Rio de Janeiro (RJ) – O governo do Estado do Rio de Janeiro promoveu um corte expressivo em sua folha de pagamentos, desligando 6.145 servidores comissionados desde março de 2026. A medida impactou um universo de 14.340 ocupantes de cargos de confiança, resultando em uma estimativa de economia aos cofres públicos de R$ 221 milhões até o encerramento deste ano. O saldo financeiro, contudo, leva em conta apenas as vagas que permanecem sem preenchimento.

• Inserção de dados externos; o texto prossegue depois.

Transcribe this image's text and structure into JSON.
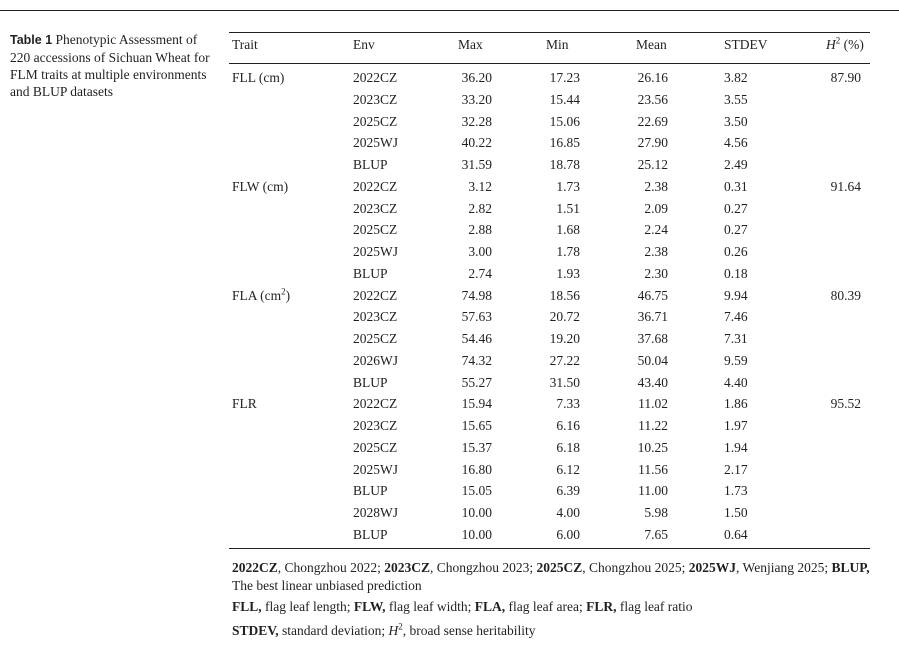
{
  "caption": {
    "label": "Table 1",
    "text": "Phenotypic Assessment of 220 accessions of Sichuan Wheat for FLM traits at multiple environments and BLUP datasets"
  },
  "columns": {
    "trait": "Trait",
    "env": "Env",
    "max": "Max",
    "min": "Min",
    "mean": "Mean",
    "stdev": "STDEV",
    "h2_letter": "H",
    "h2_sup": "2",
    "h2_unit": " (%)"
  },
  "traits": [
    {
      "name": "FLL (cm)",
      "h2": "87.90"
    },
    {
      "name": "FLW (cm)",
      "h2": "91.64"
    },
    {
      "name": "FLA (cm",
      "sup": "2",
      "name_end": ")",
      "h2": "80.39"
    },
    {
      "name": "FLR",
      "h2": "95.52"
    }
  ],
  "rows": [
    {
      "env": "2022CZ",
      "max": "36.20",
      "min": "17.23",
      "mean": "26.16",
      "stdev": "3.82"
    },
    {
      "env": "2023CZ",
      "max": "33.20",
      "min": "15.44",
      "mean": "23.56",
      "stdev": "3.55"
    },
    {
      "env": "2025CZ",
      "max": "32.28",
      "min": "15.06",
      "mean": "22.69",
      "stdev": "3.50"
    },
    {
      "env": "2025WJ",
      "max": "40.22",
      "min": "16.85",
      "mean": "27.90",
      "stdev": "4.56"
    },
    {
      "env": "BLUP",
      "max": "31.59",
      "min": "18.78",
      "mean": "25.12",
      "stdev": "2.49"
    },
    {
      "env": "2022CZ",
      "max": "3.12",
      "min": "1.73",
      "mean": "2.38",
      "stdev": "0.31"
    },
    {
      "env": "2023CZ",
      "max": "2.82",
      "min": "1.51",
      "mean": "2.09",
      "stdev": "0.27"
    },
    {
      "env": "2025CZ",
      "max": "2.88",
      "min": "1.68",
      "mean": "2.24",
      "stdev": "0.27"
    },
    {
      "env": "2025WJ",
      "max": "3.00",
      "min": "1.78",
      "mean": "2.38",
      "stdev": "0.26"
    },
    {
      "env": "BLUP",
      "max": "2.74",
      "min": "1.93",
      "mean": "2.30",
      "stdev": "0.18"
    },
    {
      "env": "2022CZ",
      "max": "74.98",
      "min": "18.56",
      "mean": "46.75",
      "stdev": "9.94"
    },
    {
      "env": "2023CZ",
      "max": "57.63",
      "min": "20.72",
      "mean": "36.71",
      "stdev": "7.46"
    },
    {
      "env": "2025CZ",
      "max": "54.46",
      "min": "19.20",
      "mean": "37.68",
      "stdev": "7.31"
    },
    {
      "env": "2026WJ",
      "max": "74.32",
      "min": "27.22",
      "mean": "50.04",
      "stdev": "9.59"
    },
    {
      "env": "BLUP",
      "max": "55.27",
      "min": "31.50",
      "mean": "43.40",
      "stdev": "4.40"
    },
    {
      "env": "2022CZ",
      "max": "15.94",
      "min": "7.33",
      "mean": "11.02",
      "stdev": "1.86"
    },
    {
      "env": "2023CZ",
      "max": "15.65",
      "min": "6.16",
      "mean": "11.22",
      "stdev": "1.97"
    },
    {
      "env": "2025CZ",
      "max": "15.37",
      "min": "6.18",
      "mean": "10.25",
      "stdev": "1.94"
    },
    {
      "env": "2025WJ",
      "max": "16.80",
      "min": "6.12",
      "mean": "11.56",
      "stdev": "2.17"
    },
    {
      "env": "BLUP",
      "max": "15.05",
      "min": "6.39",
      "mean": "11.00",
      "stdev": "1.73"
    },
    {
      "env": "2028WJ",
      "max": "10.00",
      "min": "4.00",
      "mean": "5.98",
      "stdev": "1.50"
    },
    {
      "env": "BLUP",
      "max": "10.00",
      "min": "6.00",
      "mean": "7.65",
      "stdev": "0.64"
    }
  ],
  "footnotes": {
    "env_abbrevs": [
      {
        "term": "2022CZ",
        "def": ", Chongzhou 2022; "
      },
      {
        "term": "2023CZ",
        "def": ", Chongzhou 2023; "
      },
      {
        "term": "2025CZ",
        "def": ", Chongzhou 2025; "
      },
      {
        "term": "2025WJ",
        "def": ", Wenjiang 2025; "
      },
      {
        "term": "BLUP,",
        "def": " The best linear unbiased prediction"
      }
    ],
    "trait_abbrevs": [
      {
        "term": "FLL,",
        "def": " flag leaf length; "
      },
      {
        "term": "FLW,",
        "def": " flag leaf width; "
      },
      {
        "term": "FLA,",
        "def": " flag leaf area; "
      },
      {
        "term": "FLR,",
        "def": " flag leaf ratio"
      }
    ],
    "stat_abbrevs": {
      "term": "STDEV,",
      "def": " standard deviation; ",
      "h_letter": "H",
      "h_sup": "2",
      "h_def": ", broad sense heritability"
    }
  }
}
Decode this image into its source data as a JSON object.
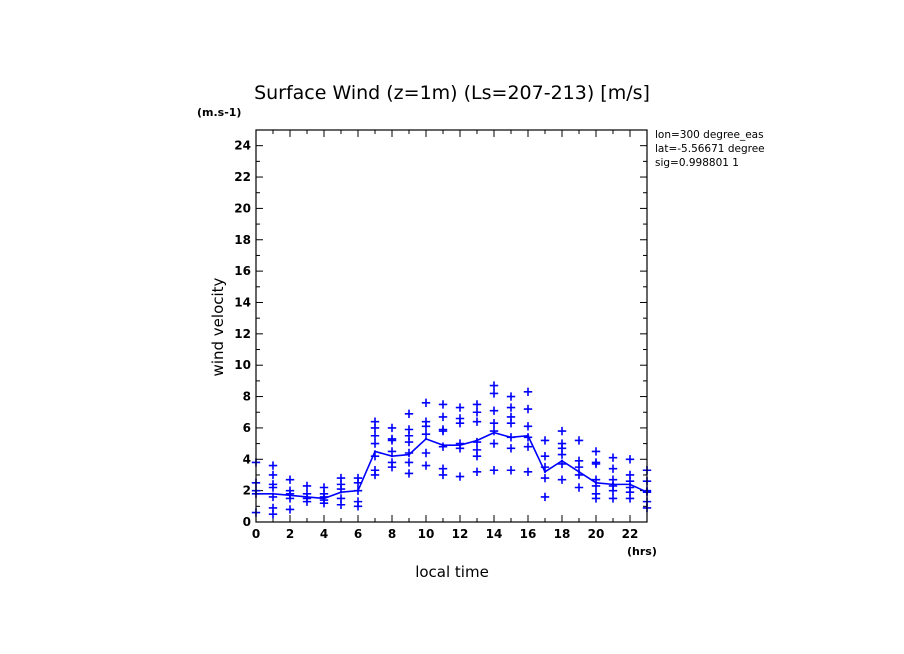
{
  "chart_data": {
    "type": "line",
    "title": "Surface Wind (z=1m) (Ls=207-213) [m/s]",
    "y_unit_label": "(m.s-1)",
    "x_unit_label": "(hrs)",
    "xlabel": "local time",
    "ylabel": "wind velocity",
    "info_lines": [
      "lon=300 degree_eas",
      "lat=-5.56671 degree",
      "sig=0.998801 1"
    ],
    "xlim": [
      0,
      23
    ],
    "ylim": [
      0,
      25
    ],
    "x_ticks": [
      0,
      2,
      4,
      6,
      8,
      10,
      12,
      14,
      16,
      18,
      20,
      22
    ],
    "y_ticks": [
      0,
      2,
      4,
      6,
      8,
      10,
      12,
      14,
      16,
      18,
      20,
      22,
      24
    ],
    "color": "#0000ff",
    "mean_series": {
      "name": "mean",
      "x": [
        0,
        1,
        2,
        3,
        4,
        5,
        6,
        7,
        8,
        9,
        10,
        11,
        12,
        13,
        14,
        15,
        16,
        17,
        18,
        19,
        20,
        21,
        22,
        23
      ],
      "y": [
        1.8,
        1.8,
        1.7,
        1.6,
        1.5,
        1.9,
        2.0,
        4.5,
        4.2,
        4.3,
        5.3,
        4.9,
        4.9,
        5.2,
        5.7,
        5.4,
        5.5,
        3.2,
        3.9,
        3.2,
        2.5,
        2.4,
        2.4,
        1.9
      ]
    },
    "scatter_series": {
      "name": "daily samples",
      "points": [
        [
          0,
          0.6
        ],
        [
          0,
          1.8
        ],
        [
          0,
          2.0
        ],
        [
          0,
          2.5
        ],
        [
          0,
          3.8
        ],
        [
          1,
          0.5
        ],
        [
          1,
          0.9
        ],
        [
          1,
          1.6
        ],
        [
          1,
          2.2
        ],
        [
          1,
          2.4
        ],
        [
          1,
          3.0
        ],
        [
          1,
          3.6
        ],
        [
          2,
          0.8
        ],
        [
          2,
          1.5
        ],
        [
          2,
          1.8
        ],
        [
          2,
          2.0
        ],
        [
          2,
          2.7
        ],
        [
          3,
          1.3
        ],
        [
          3,
          1.5
        ],
        [
          3,
          1.8
        ],
        [
          3,
          2.3
        ],
        [
          4,
          1.2
        ],
        [
          4,
          1.4
        ],
        [
          4,
          1.6
        ],
        [
          4,
          1.8
        ],
        [
          4,
          2.2
        ],
        [
          5,
          1.1
        ],
        [
          5,
          1.5
        ],
        [
          5,
          2.1
        ],
        [
          5,
          2.4
        ],
        [
          5,
          2.8
        ],
        [
          6,
          1.0
        ],
        [
          6,
          1.3
        ],
        [
          6,
          2.0
        ],
        [
          6,
          2.5
        ],
        [
          6,
          2.8
        ],
        [
          7,
          3.0
        ],
        [
          7,
          3.3
        ],
        [
          7,
          4.2
        ],
        [
          7,
          5.0
        ],
        [
          7,
          5.5
        ],
        [
          7,
          6.0
        ],
        [
          7,
          6.4
        ],
        [
          8,
          3.5
        ],
        [
          8,
          3.8
        ],
        [
          8,
          4.5
        ],
        [
          8,
          5.2
        ],
        [
          8,
          5.3
        ],
        [
          8,
          6.0
        ],
        [
          9,
          3.1
        ],
        [
          9,
          3.8
        ],
        [
          9,
          4.4
        ],
        [
          9,
          5.1
        ],
        [
          9,
          5.5
        ],
        [
          9,
          5.9
        ],
        [
          9,
          6.9
        ],
        [
          10,
          3.6
        ],
        [
          10,
          4.4
        ],
        [
          10,
          5.6
        ],
        [
          10,
          6.1
        ],
        [
          10,
          6.4
        ],
        [
          10,
          7.6
        ],
        [
          11,
          3.0
        ],
        [
          11,
          3.4
        ],
        [
          11,
          4.8
        ],
        [
          11,
          5.8
        ],
        [
          11,
          5.9
        ],
        [
          11,
          6.7
        ],
        [
          11,
          7.5
        ],
        [
          12,
          2.9
        ],
        [
          12,
          4.7
        ],
        [
          12,
          5.0
        ],
        [
          12,
          6.3
        ],
        [
          12,
          6.6
        ],
        [
          12,
          7.3
        ],
        [
          13,
          3.2
        ],
        [
          13,
          4.2
        ],
        [
          13,
          4.6
        ],
        [
          13,
          5.1
        ],
        [
          13,
          6.4
        ],
        [
          13,
          7.0
        ],
        [
          13,
          7.5
        ],
        [
          14,
          3.3
        ],
        [
          14,
          5.0
        ],
        [
          14,
          5.8
        ],
        [
          14,
          6.3
        ],
        [
          14,
          7.1
        ],
        [
          14,
          8.2
        ],
        [
          14,
          8.7
        ],
        [
          15,
          3.3
        ],
        [
          15,
          4.7
        ],
        [
          15,
          5.4
        ],
        [
          15,
          6.3
        ],
        [
          15,
          6.7
        ],
        [
          15,
          7.3
        ],
        [
          15,
          8.0
        ],
        [
          16,
          3.2
        ],
        [
          16,
          4.8
        ],
        [
          16,
          5.4
        ],
        [
          16,
          6.1
        ],
        [
          16,
          7.2
        ],
        [
          16,
          8.3
        ],
        [
          17,
          1.6
        ],
        [
          17,
          2.8
        ],
        [
          17,
          3.5
        ],
        [
          17,
          4.2
        ],
        [
          17,
          5.2
        ],
        [
          18,
          2.7
        ],
        [
          18,
          3.7
        ],
        [
          18,
          4.3
        ],
        [
          18,
          4.7
        ],
        [
          18,
          5.0
        ],
        [
          18,
          5.8
        ],
        [
          19,
          2.2
        ],
        [
          19,
          3.0
        ],
        [
          19,
          3.5
        ],
        [
          19,
          3.9
        ],
        [
          19,
          5.2
        ],
        [
          20,
          1.5
        ],
        [
          20,
          1.8
        ],
        [
          20,
          2.3
        ],
        [
          20,
          2.7
        ],
        [
          20,
          3.7
        ],
        [
          20,
          3.8
        ],
        [
          20,
          4.5
        ],
        [
          21,
          1.5
        ],
        [
          21,
          2.0
        ],
        [
          21,
          2.3
        ],
        [
          21,
          2.7
        ],
        [
          21,
          3.4
        ],
        [
          21,
          4.1
        ],
        [
          22,
          1.5
        ],
        [
          22,
          1.9
        ],
        [
          22,
          2.2
        ],
        [
          22,
          2.6
        ],
        [
          22,
          3.0
        ],
        [
          22,
          4.0
        ],
        [
          23,
          0.9
        ],
        [
          23,
          1.3
        ],
        [
          23,
          1.9
        ],
        [
          23,
          2.0
        ],
        [
          23,
          2.6
        ],
        [
          23,
          3.3
        ]
      ]
    }
  }
}
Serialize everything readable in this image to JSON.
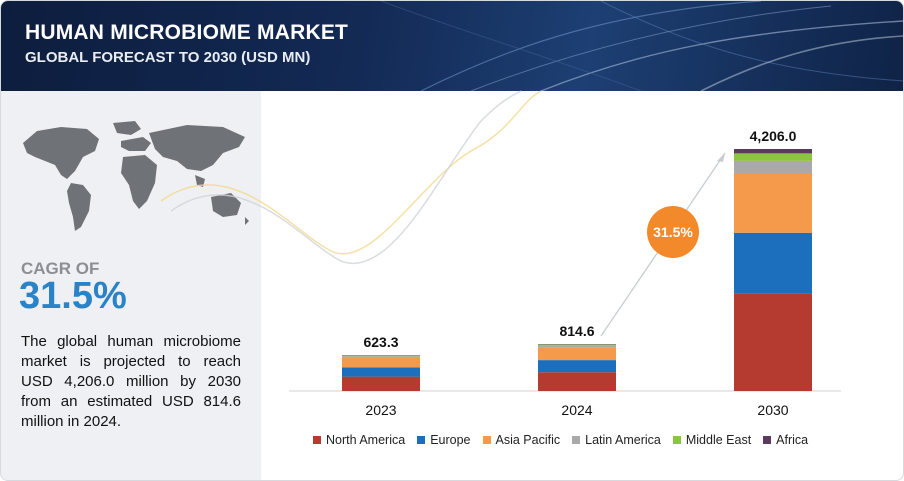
{
  "header": {
    "title": "HUMAN MICROBIOME MARKET",
    "subtitle": "GLOBAL FORECAST TO 2030 (USD MN)"
  },
  "sidebar": {
    "cagr_label": "CAGR OF",
    "cagr_value": "31.5%",
    "description": "The global human microbiome market is projected to reach USD 4,206.0 million by 2030 from an estimated USD 814.6 million in 2024.",
    "map_icon": "world-map-icon"
  },
  "chart_data": {
    "type": "bar",
    "stacked": true,
    "categories": [
      "2023",
      "2024",
      "2030"
    ],
    "totals": [
      623.3,
      814.6,
      4206.0
    ],
    "total_labels": [
      "623.3",
      "814.6",
      "4,206.0"
    ],
    "series": [
      {
        "name": "North America",
        "color": "#b53a30",
        "values": [
          250,
          327,
          1700
        ]
      },
      {
        "name": "Europe",
        "color": "#1c6fbc",
        "values": [
          160,
          210,
          1050
        ]
      },
      {
        "name": "Asia Pacific",
        "color": "#f59a4a",
        "values": [
          165,
          215,
          1030
        ]
      },
      {
        "name": "Latin America",
        "color": "#a9a9a9",
        "values": [
          28,
          35,
          220
        ]
      },
      {
        "name": "Middle East",
        "color": "#8cc63f",
        "values": [
          15,
          20,
          130
        ]
      },
      {
        "name": "Africa",
        "color": "#5b3a5e",
        "values": [
          5.3,
          7.6,
          76
        ]
      }
    ],
    "cagr_annotation": "31.5%",
    "ylim": [
      0,
      4206.0
    ],
    "legend_position": "bottom",
    "grid": false
  }
}
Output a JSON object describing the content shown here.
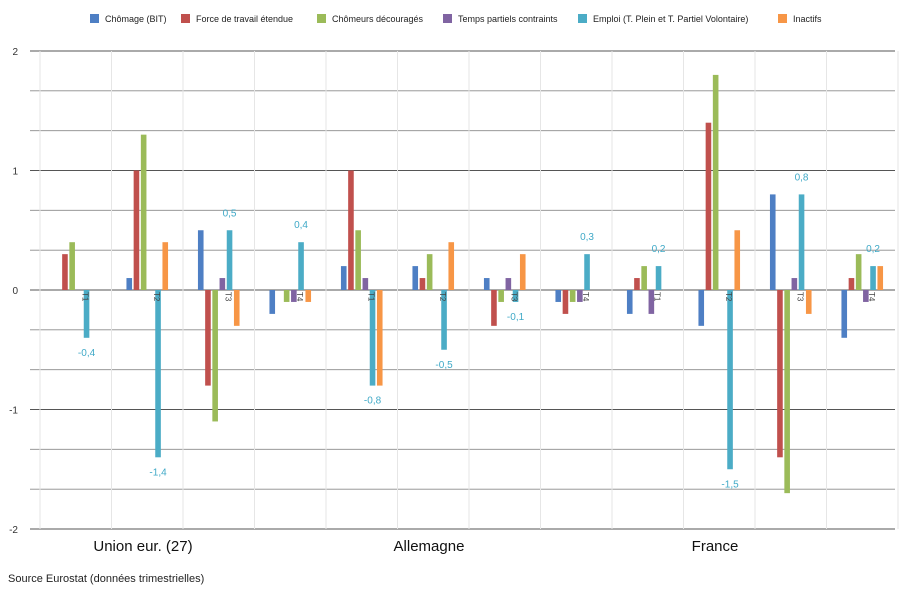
{
  "chart_data": {
    "type": "bar",
    "ylim": [
      -2,
      2
    ],
    "yticks": [
      -2,
      -1,
      0,
      1,
      2
    ],
    "grid": true,
    "legend_position": "top",
    "groups": [
      "Union eur. (27)",
      "Allemagne",
      "France"
    ],
    "categories": [
      "T1",
      "T2",
      "T3",
      "T4",
      "T1",
      "T2",
      "T3",
      "T4",
      "T1",
      "T2",
      "T3",
      "T4"
    ],
    "series": [
      {
        "name": "Chômage (BIT)",
        "color": "#4e7fc4",
        "values": [
          0,
          0.1,
          0.5,
          -0.2,
          0.2,
          0.2,
          0.1,
          -0.1,
          -0.2,
          -0.3,
          0.8,
          -0.4
        ]
      },
      {
        "name": "Force de travail étendue",
        "color": "#c0504d",
        "values": [
          0.3,
          1.0,
          -0.8,
          0,
          1.0,
          0.1,
          -0.3,
          -0.2,
          0.1,
          1.4,
          -1.4,
          0.1
        ]
      },
      {
        "name": "Chômeurs découragés",
        "color": "#9bbb59",
        "values": [
          0.4,
          1.3,
          -1.1,
          -0.1,
          0.5,
          0.3,
          -0.1,
          -0.1,
          0.2,
          1.8,
          -1.7,
          0.3
        ]
      },
      {
        "name": "Temps partiels contraints",
        "color": "#8064a2",
        "values": [
          0,
          0,
          0.1,
          -0.1,
          0.1,
          0,
          0.1,
          -0.1,
          -0.2,
          0,
          0.1,
          -0.1
        ]
      },
      {
        "name": "Emploi (T. Plein et T. Partiel Volontaire)",
        "color": "#4bacc6",
        "values": [
          -0.4,
          -1.4,
          0.5,
          0.4,
          -0.8,
          -0.5,
          -0.1,
          0.3,
          0.2,
          -1.5,
          0.8,
          0.2
        ]
      },
      {
        "name": "Inactifs",
        "color": "#f79646",
        "values": [
          0,
          0.4,
          -0.3,
          -0.1,
          -0.8,
          0.4,
          0.3,
          0,
          0,
          0.5,
          -0.2,
          0.2
        ]
      }
    ],
    "data_labels": [
      {
        "category_index": 0,
        "text": "-0,4"
      },
      {
        "category_index": 1,
        "text": "-1,4"
      },
      {
        "category_index": 2,
        "text": "0,5"
      },
      {
        "category_index": 3,
        "text": "0,4"
      },
      {
        "category_index": 4,
        "text": "-0,8"
      },
      {
        "category_index": 5,
        "text": "-0,5"
      },
      {
        "category_index": 6,
        "text": "-0,1"
      },
      {
        "category_index": 7,
        "text": "0,3"
      },
      {
        "category_index": 8,
        "text": "0,2"
      },
      {
        "category_index": 9,
        "text": "-1,5"
      },
      {
        "category_index": 10,
        "text": "0,8"
      },
      {
        "category_index": 11,
        "text": "0,2"
      }
    ],
    "source": "Source Eurostat (données trimestrielles)"
  }
}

A força-tarefa administrativa revelou uma realidade preocupante: boa parte dos exonerados não possuía credenciais de acesso aos sistemas internos do Estado, como o SEI. Na prática, esses indivíduos operavam como funcionários fantasmas, surgindo nas repartições apenas uma vez ao mês para formalizar a assinatura da folha de ponto. O pente-fino, conduzido pelo Gabinete de Segurança Institucional (GSI) e pela Controladoria Geral do Estado, deve se intensificar nas próximas semanas à medida que novas auditorias sejam concluídas.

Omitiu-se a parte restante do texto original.